The cargo flight 4B6534 was scheduled to take off at 4:40 a.m. local time, bonded for Novosibirsk, Russia with packages for online shoppers. The fire broke out just after the aircraft started to push back from parking bay 204. The fire started from inside of the aircraft and spread to the entire body. The airport rescue and firefighting (ARFF) crews were on the scene within two minutes after pilots reported the fire, and eight crew members are all safely rescued from the burning aircraft.
By the time of the accident, the aircraft was carrying 26 tons of aviation fuel, and the fuel was secured by the ARFF team. By successfully removing the aviation fuel from the aircraft, the ARFF team prevented the risk of a massive explosion caused by aviation fuel leakage.
The operations at the airport was not interrupted by this incident. No flights were delayed due to this accident.
As of this moment, the remains of the fatally damaged aircraft are still on the ramp. Considering the magnitude of damage, the aircraft will likely be dismantled at the stand, then transport to a facility for disposal. The aircraft with Cai Niao Logistics livery is still visually accessible by passengers traveling through the airport and spectators outside of the airport.
The Tupolev Tu-204 is painted with Cai Niao Logistics Livery. Cai Niao Logistics is a subsidiary of Alibaba, and Alibaba is headquartered in Hangzhou, China. The company is actively expanding its business overseas, including to Russia.

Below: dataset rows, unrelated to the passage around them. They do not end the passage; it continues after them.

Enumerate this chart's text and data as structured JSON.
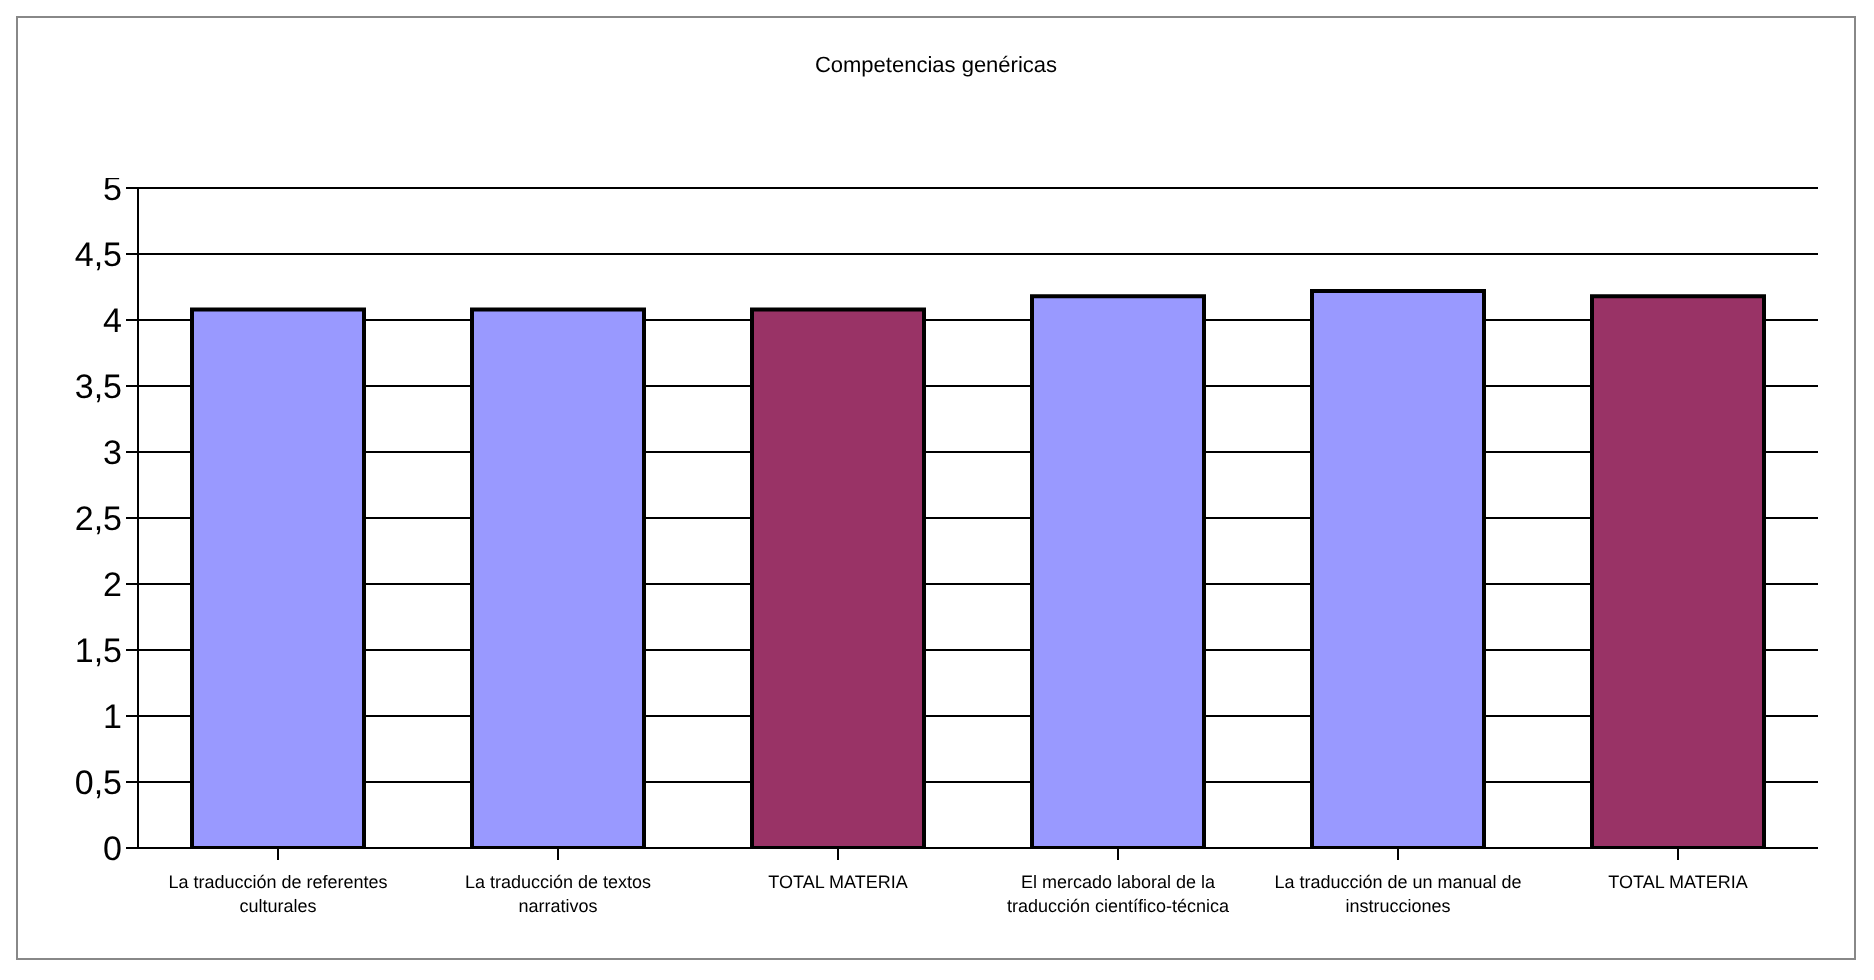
{
  "chart_data": {
    "type": "bar",
    "title": "Competencias genéricas",
    "categories": [
      "La traducción de referentes culturales",
      "La traducción de textos narrativos",
      "TOTAL MATERIA",
      "El mercado laboral de la traducción científico-técnica",
      "La traducción de un manual de instrucciones",
      "TOTAL MATERIA"
    ],
    "values": [
      4.08,
      4.08,
      4.08,
      4.18,
      4.22,
      4.18
    ],
    "colors": [
      "#9999ff",
      "#9999ff",
      "#993366",
      "#9999ff",
      "#9999ff",
      "#993366"
    ],
    "ylim": [
      0,
      5
    ],
    "yticks": [
      0,
      {
        "value": 0.5,
        "label": "0,5"
      },
      1,
      {
        "value": 1.5,
        "label": "1,5"
      },
      2,
      {
        "value": 2.5,
        "label": "2,5"
      },
      3,
      {
        "value": 3.5,
        "label": "3,5"
      },
      4,
      {
        "value": 4.5,
        "label": "4,5"
      },
      5
    ],
    "grid": "y",
    "legend": false
  }
}
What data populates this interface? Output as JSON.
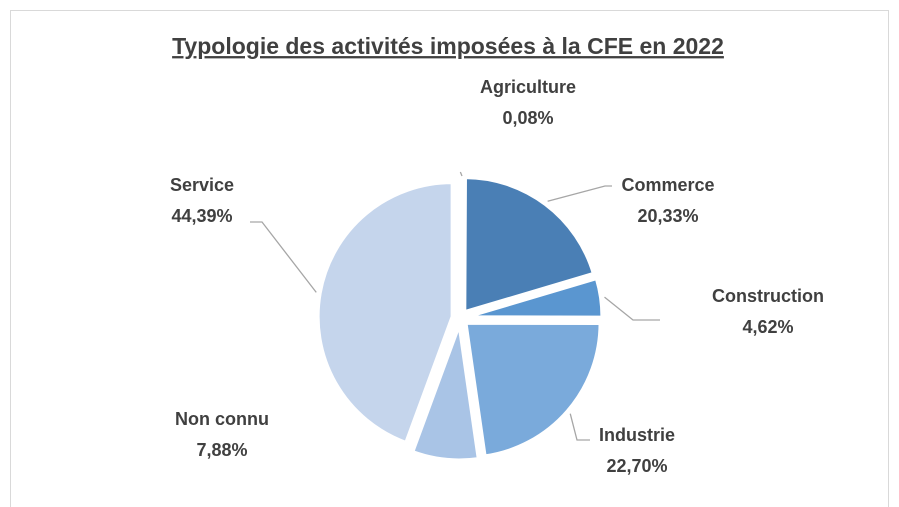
{
  "chart_data": {
    "type": "pie",
    "title": "Typologie des activités imposées à la CFE en 2022",
    "categories": [
      "Agriculture",
      "Commerce",
      "Construction",
      "Industrie",
      "Non connu",
      "Service"
    ],
    "values": [
      0.08,
      20.33,
      4.62,
      22.7,
      7.88,
      44.39
    ],
    "value_labels": [
      "0,08%",
      "20,33%",
      "4,62%",
      "22,70%",
      "7,88%",
      "44,39%"
    ],
    "colors": [
      "#2f5f94",
      "#4a7fb5",
      "#5a96d0",
      "#7aaadb",
      "#a9c4e6",
      "#c5d5ec"
    ]
  }
}
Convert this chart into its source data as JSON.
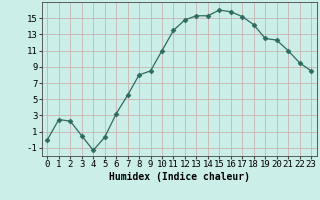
{
  "x": [
    0,
    1,
    2,
    3,
    4,
    5,
    6,
    7,
    8,
    9,
    10,
    11,
    12,
    13,
    14,
    15,
    16,
    17,
    18,
    19,
    20,
    21,
    22,
    23
  ],
  "y": [
    0,
    2.5,
    2.3,
    0.5,
    -1.3,
    0.3,
    3.2,
    5.5,
    8.0,
    8.5,
    11.0,
    13.5,
    14.8,
    15.3,
    15.3,
    16.0,
    15.8,
    15.2,
    14.2,
    12.5,
    12.3,
    11.0,
    9.5,
    8.5
  ],
  "xlabel": "Humidex (Indice chaleur)",
  "xlim": [
    -0.5,
    23.5
  ],
  "ylim": [
    -2,
    17
  ],
  "yticks": [
    -1,
    1,
    3,
    5,
    7,
    9,
    11,
    13,
    15
  ],
  "xtick_labels": [
    "0",
    "1",
    "2",
    "3",
    "4",
    "5",
    "6",
    "7",
    "8",
    "9",
    "10",
    "11",
    "12",
    "13",
    "14",
    "15",
    "16",
    "17",
    "18",
    "19",
    "20",
    "21",
    "22",
    "23"
  ],
  "line_color": "#2d6b5e",
  "marker": "D",
  "marker_size": 2.5,
  "bg_color": "#cceee8",
  "grid_color": "#c8a8a8",
  "xlabel_fontsize": 7,
  "tick_fontsize": 6.5
}
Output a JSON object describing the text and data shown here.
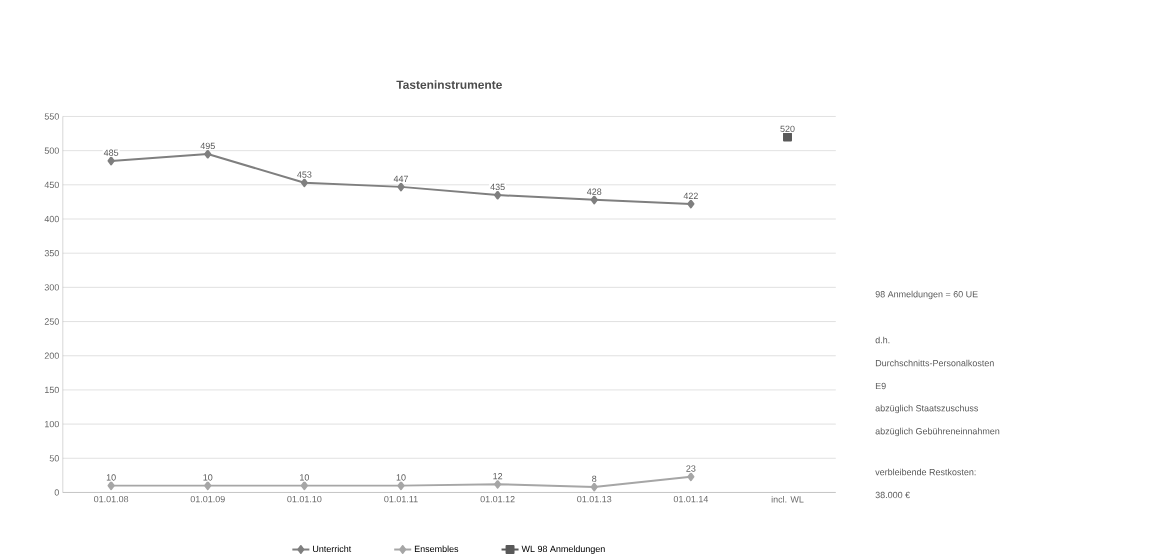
{
  "chart_data": {
    "type": "line",
    "title": "Tasteninstrumente",
    "categories": [
      "01.01.08",
      "01.01.09",
      "01.01.10",
      "01.01.11",
      "01.01.12",
      "01.01.13",
      "01.01.14",
      "incl. WL"
    ],
    "series": [
      {
        "name": "Unterricht",
        "color": "#7f7f7f",
        "marker": "diamond",
        "values": [
          485,
          495,
          453,
          447,
          435,
          428,
          422,
          null
        ]
      },
      {
        "name": "Ensembles",
        "color": "#a6a6a6",
        "marker": "diamond",
        "values": [
          10,
          10,
          10,
          10,
          12,
          8,
          23,
          null
        ]
      },
      {
        "name": "WL 98 Anmeldungen",
        "color": "#595959",
        "marker": "square",
        "values": [
          null,
          null,
          null,
          null,
          null,
          null,
          null,
          520
        ]
      }
    ],
    "ylim": [
      0,
      550
    ],
    "yticks": [
      0,
      50,
      100,
      150,
      200,
      250,
      300,
      350,
      400,
      450,
      500,
      550
    ],
    "grid": "y",
    "legend": "bottom",
    "data_labels": true,
    "annotations": [
      "98 Anmeldungen =  60 UE",
      "d.h.",
      "Durchschnitts-Personalkosten",
      "E9",
      "abzüglich Staatszuschuss",
      "abzüglich Gebühreneinnahmen",
      "verbleibende Restkosten:",
      "38.000 €"
    ]
  }
}
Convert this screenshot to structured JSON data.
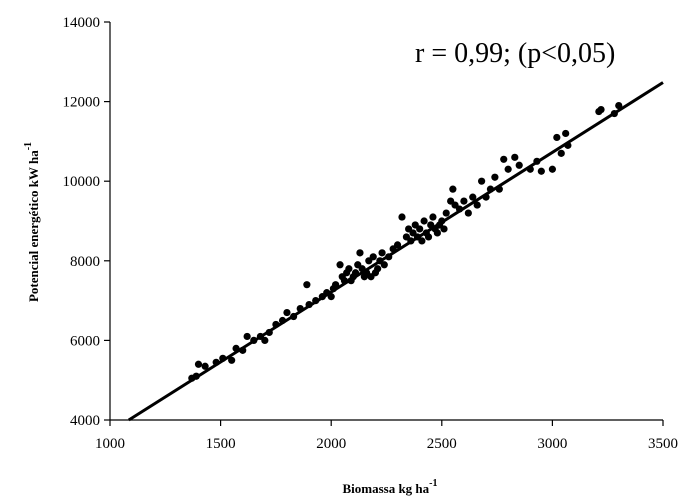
{
  "chart_data": {
    "type": "scatter",
    "xlabel": "Biomassa kg ha",
    "xlabel_sup": "-1",
    "ylabel": "Potencial energético kW ha",
    "ylabel_sup": "-1",
    "annotation": "r = 0,99; (p<0,05)",
    "xlim": [
      1000,
      3500
    ],
    "ylim": [
      4000,
      14000
    ],
    "xticks": [
      1000,
      1500,
      2000,
      2500,
      3000,
      3500
    ],
    "yticks": [
      4000,
      6000,
      8000,
      10000,
      12000,
      14000
    ],
    "xtick_labels": [
      "1000",
      "1500",
      "2000",
      "2500",
      "3000",
      "3500"
    ],
    "ytick_labels": [
      "4000",
      "6000",
      "8000",
      "10000",
      "12000",
      "14000"
    ],
    "grid": false,
    "trendline": {
      "x": [
        1085,
        3500
      ],
      "y": [
        4000,
        12480
      ]
    },
    "series": [
      {
        "color": "#000000",
        "x": [
          1370,
          1390,
          1400,
          1430,
          1480,
          1510,
          1550,
          1570,
          1600,
          1620,
          1650,
          1680,
          1700,
          1720,
          1750,
          1780,
          1800,
          1830,
          1860,
          1890,
          1900,
          1930,
          1960,
          1980,
          2000,
          2010,
          2020,
          2040,
          2050,
          2060,
          2070,
          2080,
          2090,
          2100,
          2110,
          2120,
          2130,
          2140,
          2150,
          2160,
          2170,
          2180,
          2190,
          2200,
          2210,
          2220,
          2230,
          2240,
          2260,
          2280,
          2300,
          2320,
          2340,
          2350,
          2360,
          2370,
          2380,
          2390,
          2400,
          2410,
          2420,
          2430,
          2440,
          2450,
          2460,
          2470,
          2480,
          2490,
          2500,
          2510,
          2520,
          2540,
          2550,
          2560,
          2580,
          2600,
          2620,
          2640,
          2660,
          2680,
          2700,
          2720,
          2740,
          2760,
          2780,
          2800,
          2830,
          2850,
          2900,
          2930,
          2950,
          3000,
          3020,
          3040,
          3060,
          3070,
          3210,
          3220,
          3280,
          3300
        ],
        "y": [
          5050,
          5100,
          5400,
          5350,
          5450,
          5550,
          5500,
          5800,
          5750,
          6100,
          6000,
          6100,
          6000,
          6200,
          6400,
          6500,
          6700,
          6600,
          6800,
          7400,
          6900,
          7000,
          7100,
          7200,
          7100,
          7300,
          7400,
          7900,
          7600,
          7500,
          7700,
          7800,
          7500,
          7600,
          7700,
          7900,
          8200,
          7800,
          7600,
          7700,
          8000,
          7600,
          8100,
          7700,
          7800,
          8000,
          8200,
          7900,
          8100,
          8300,
          8400,
          9100,
          8600,
          8800,
          8500,
          8700,
          8900,
          8600,
          8800,
          8500,
          9000,
          8700,
          8600,
          8900,
          9100,
          8800,
          8700,
          8900,
          9000,
          8800,
          9200,
          9500,
          9800,
          9400,
          9300,
          9500,
          9200,
          9600,
          9400,
          10000,
          9600,
          9800,
          10100,
          9800,
          10550,
          10300,
          10600,
          10400,
          10300,
          10500,
          10250,
          10300,
          11100,
          10700,
          11200,
          10900,
          11750,
          11800,
          11700,
          11900
        ]
      }
    ]
  }
}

Only three Tupolev Tu-204 cargo jets are still in service today, all of which are operated by Aviastar. The carrier is a Moscow-based charter cargo airline operating three Tupolev Tu-204 and six Boeing 757-200PCFs. The airline encountered multiple safety incidents since 2010, and luckily, no fatal accidents occurred.
Similarly, on July 22, 2021, an Ethiopian Boeing 777-200F ET-ARH caught on fire while loading cargos at Shanghai’s Pudong International Airpot. No deaths or injuries were reported from the accident. However, the aircraft was fatally damaged, and it is still parked at Pudong Airport.
Before the Ethiopian accident, in 2019, an Air China Airbus A330-300 B-5958 bonded for Tokyo from Beijing caught on fire when boarding. The fire burnt through a hole at the top of the aircraft. As of this moment, the damaged aircraft is still parked in Air China’s hanger in Beijing, waiting to be scrapped.
The cause of both accidents was lithium battery-induced fire. After the fire on Ethiopian Freighter, Chinese airports tightened the controls for air freighting products with batteries.